8.14.2011

Weather, stock market returns, and subtlety in causal inference

While hanging out with a few academic friends on Friday I began discussing a recent research paper with someone I didn't know particularly well. It turned out that this guy was the odd man out of the group and instead of being a professor / post doc / grad student he worked in finance, and was not terribly supportive of a lot of empirical work. Trotting out the classic "correlation doesn't imply causation" critique he then said something along the lines of "you could show that rain makes the stock market go up and down and it wouldn't mean anything." This of course reminded me of one of my favorite counterintuitive-but-compelling research literatures: the effects of weather on stock market returns.

Now, first off, it has to be said that one of the nice things about working with climate data and effects is that causality is, in fact, generally pretty easy to establish. While humans appear to be quite good at affecting climate at decadal time scales, we generally are unable to affect day-to-day or even month-to-month weather patterns, and have great difficulty predicting timing and spatial patterns of highly-relevant weather behavior such as heat waves and storms even over a time span of hours or days. While this is bad from a welfare point of view (e.g., we'd love to be able to predict where a hurricane will make landfall a month ahead of time) it means that statistical analyses of the impact of weather itself on a given phenomenon, provided you're careful about your research design, are generally pretty causally attributable. (see important caveat below)*

Given that, it turns out that there's some pretty strong evidence that weather affects stock market returns. There are multiple papers pointing out that stock market returns are affected by local weather (the latter of those containing this depressing gem of wisdom: "behavioral finance shows that lower temperature can lead to aggression, while higher temperature can lead to both apathy and aggression"). My favorite and, as far as I can tell from this literature, the definitive word on the subject so far, is this paper by Hirschleifer and Shumway showing that: yes, stock market returns are affected by the weather; the effect is driven by sunlight or the lack thereof and not precipitation per se; but the effects are so small that the only way to arbitrage across it is if you have absurdly low transaction costs (echoing one of my favorite applied finance papers of all time, Schleiffer's The Limits of Arbitrage).

If the sunlight result makes you think of SAD, or seasonal affective disorder, you're onto something interesting: Kamstra, Kramer and Levi find strong evidence (getting some nice identification off of solar insolation across hemispheres) that stock markets experience something like it, too. A follow up paper argues that one could capture the same result based just on hemisphere-appropriate seasonality and that an explicitly psychological 'SAD' effect is probably not supportable at present, though that finding was in turn disputed by Kamstra et al. Regardless, I'd argue that (a) seasonality driving markets is a fairly interesting idea, as is any result that links natural processes (which, after all, the seasons fundamentally are) and human behavior and (b) this only further impresses the necessity of the important caveat below.

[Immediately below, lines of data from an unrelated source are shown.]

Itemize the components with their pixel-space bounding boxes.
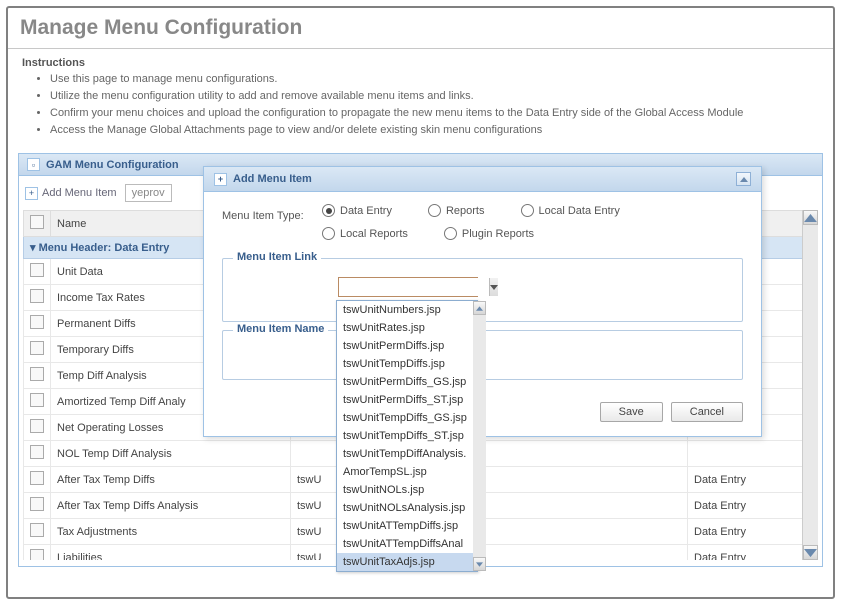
scroll-up-icon[interactable] bbox=[803, 210, 818, 225]
radio-icon bbox=[521, 204, 534, 217]
add-icon: + bbox=[25, 187, 38, 200]
instructions-block: Instructions Use this page to manage men… bbox=[8, 49, 833, 149]
radio-icon bbox=[428, 204, 441, 217]
dropdown-option[interactable]: tswUnitNOLsAnalysis.jsp bbox=[337, 499, 473, 517]
dialog-icon: + bbox=[214, 173, 227, 186]
add-menu-item-label: Add Menu Item bbox=[42, 187, 117, 199]
scroll-down-icon[interactable] bbox=[473, 557, 486, 571]
dialog-title: Add Menu Item bbox=[233, 173, 312, 185]
save-button[interactable]: Save bbox=[600, 402, 663, 422]
radio-local-reports[interactable]: Local Reports bbox=[322, 227, 408, 240]
panel-title: GAM Menu Configuration bbox=[46, 159, 179, 171]
dropdown-option[interactable]: AmorTempSL.jsp bbox=[337, 463, 473, 481]
page-title: Manage Menu Configuration bbox=[8, 8, 833, 49]
row-checkbox[interactable] bbox=[30, 367, 44, 381]
collapse-icon[interactable] bbox=[736, 172, 751, 186]
dropdown-option[interactable]: tswUnitATTempDiffsAnal bbox=[337, 535, 473, 553]
radio-icon bbox=[322, 227, 335, 240]
menu-type-row: Menu Item Type: Data Entry Reports Local… bbox=[222, 204, 743, 227]
row-checkbox[interactable] bbox=[30, 497, 44, 511]
row-checkbox[interactable] bbox=[30, 263, 44, 277]
scroll-down-icon[interactable] bbox=[803, 545, 818, 560]
link-combo[interactable] bbox=[338, 277, 478, 297]
cell-type: Data Entry bbox=[688, 467, 818, 493]
dropdown-option[interactable]: tswUnitRates.jsp bbox=[337, 319, 473, 337]
cell-type bbox=[688, 441, 818, 467]
cell-name: Tax Adjustments bbox=[51, 519, 291, 545]
row-checkbox[interactable] bbox=[30, 419, 44, 433]
radio-data-entry[interactable]: Data Entry bbox=[322, 204, 392, 217]
radio-icon bbox=[322, 204, 335, 217]
radio-reports[interactable]: Reports bbox=[428, 204, 485, 217]
instructions-heading: Instructions bbox=[22, 57, 819, 69]
radio-plugin-reports[interactable]: Plugin Reports bbox=[444, 227, 534, 240]
menu-type-label: Menu Item Type: bbox=[222, 210, 322, 222]
row-checkbox[interactable] bbox=[30, 445, 44, 459]
app-frame: Manage Menu Configuration Instructions U… bbox=[6, 6, 835, 599]
col-checkbox[interactable] bbox=[24, 211, 51, 237]
cell-name: After Tax Temp Diffs bbox=[51, 467, 291, 493]
instruction-item: Utilize the menu configuration utility t… bbox=[50, 88, 819, 105]
row-checkbox[interactable] bbox=[30, 549, 44, 560]
row-checkbox[interactable] bbox=[30, 341, 44, 355]
cancel-button[interactable]: Cancel bbox=[671, 402, 743, 422]
dropdown-option[interactable]: tswUnitPermDiffs_ST.jsp bbox=[337, 391, 473, 409]
add-menu-item-link[interactable]: + Add Menu Item bbox=[25, 187, 117, 200]
dropdown-option[interactable]: tswUnitTempDiffs_ST.jsp bbox=[337, 427, 473, 445]
instruction-item: Confirm your menu choices and upload the… bbox=[50, 105, 819, 122]
dialog-header[interactable]: + Add Menu Item bbox=[204, 167, 761, 192]
scroll-up-icon[interactable] bbox=[473, 301, 486, 315]
dropdown-option[interactable]: tswUnitNumbers.jsp bbox=[337, 301, 473, 319]
dropdown-option[interactable]: tswUnitPermDiffs.jsp bbox=[337, 337, 473, 355]
dropdown-option[interactable]: tswUnitTaxAdjs.jsp bbox=[337, 553, 473, 571]
radio-local-data-entry[interactable]: Local Data Entry bbox=[521, 204, 620, 217]
dropdown-option[interactable]: tswUnitPermDiffs_GS.jsp bbox=[337, 373, 473, 391]
dropdown-scrollbar[interactable] bbox=[473, 301, 486, 571]
row-checkbox[interactable] bbox=[30, 523, 44, 537]
link-dropdown-list[interactable]: tswUnitNumbers.jsptswUnitRates.jsptswUni… bbox=[336, 300, 478, 572]
combo-dropdown-icon[interactable] bbox=[489, 278, 498, 296]
dropdown-option[interactable]: tswUnitTempDiffs_GS.jsp bbox=[337, 409, 473, 427]
scroll-track[interactable] bbox=[803, 225, 818, 545]
link-legend: Menu Item Link bbox=[233, 251, 321, 263]
grid-scrollbar[interactable] bbox=[802, 210, 818, 560]
dropdown-option[interactable]: tswUnitTempDiffAnalysis. bbox=[337, 445, 473, 463]
dropdown-option[interactable]: tswUnitNOLs.jsp bbox=[337, 481, 473, 499]
row-checkbox[interactable] bbox=[30, 315, 44, 329]
link-input[interactable] bbox=[339, 278, 489, 296]
dropdown-option[interactable]: tswUnitTempDiffs.jsp bbox=[337, 355, 473, 373]
dropdown-option[interactable]: tswUnitATTempDiffs.jsp bbox=[337, 517, 473, 535]
instructions-list: Use this page to manage menu configurati… bbox=[22, 71, 819, 139]
row-checkbox[interactable] bbox=[30, 393, 44, 407]
radio-icon bbox=[444, 227, 457, 240]
cell-name: After Tax Temp Diffs Analysis bbox=[51, 493, 291, 519]
cell-type: Data Entry bbox=[688, 493, 818, 519]
name-legend: Menu Item Name bbox=[233, 323, 328, 335]
row-checkbox[interactable] bbox=[30, 289, 44, 303]
instruction-item: Access the Manage Global Attachments pag… bbox=[50, 122, 819, 139]
menu-type-row-2: Local Reports Plugin Reports bbox=[222, 227, 743, 250]
cell-type: Data Entry bbox=[688, 519, 818, 545]
cell-type: Data Entry bbox=[688, 545, 818, 561]
panel-icon: ▫ bbox=[27, 158, 40, 171]
row-checkbox[interactable] bbox=[30, 471, 44, 485]
instruction-item: Use this page to manage menu configurati… bbox=[50, 71, 819, 88]
yeprov-field[interactable]: yeprov bbox=[125, 184, 172, 202]
cell-name: NOL Temp Diff Analysis bbox=[51, 441, 291, 467]
cell-name: Liabilities bbox=[51, 545, 291, 561]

All of which is to say that sometimes what seems at first glance to be a semi-ludicrous postulate can turn out to be quite true. Evidence has been found that stock markets are affected by everything from sports results to lunar phases, and in many cases these relationships seem both intuitive and robust. The question of what those results mean, however, can sometimes be difficult to tease out (have I mentioned the important caveat*?), so a policy proscription or a deeper insight into human nature might not actually be forthcoming. Put in other words, perhaps my finance friend was right: you can show that stock markets are affected by sunny days, but really, what does that mean?

* Important caveat: The fact that weather is exogenous doesn't mean that saying something about mechanisms / pathways / etc. is easy. Weather affects everything from crop production to labor supply to ecology and phenology to the stock market behaviors seen above, so if you're going to make a claim about weather affecting something *through* some pathway, or even more dangerously plan on using it as an instrument, you should be very, very careful. Economists call your justification for claiming causality in such cases your "exclusion restriction," and if there's one concept I'd like to see enter into the general population memosphere, it's that.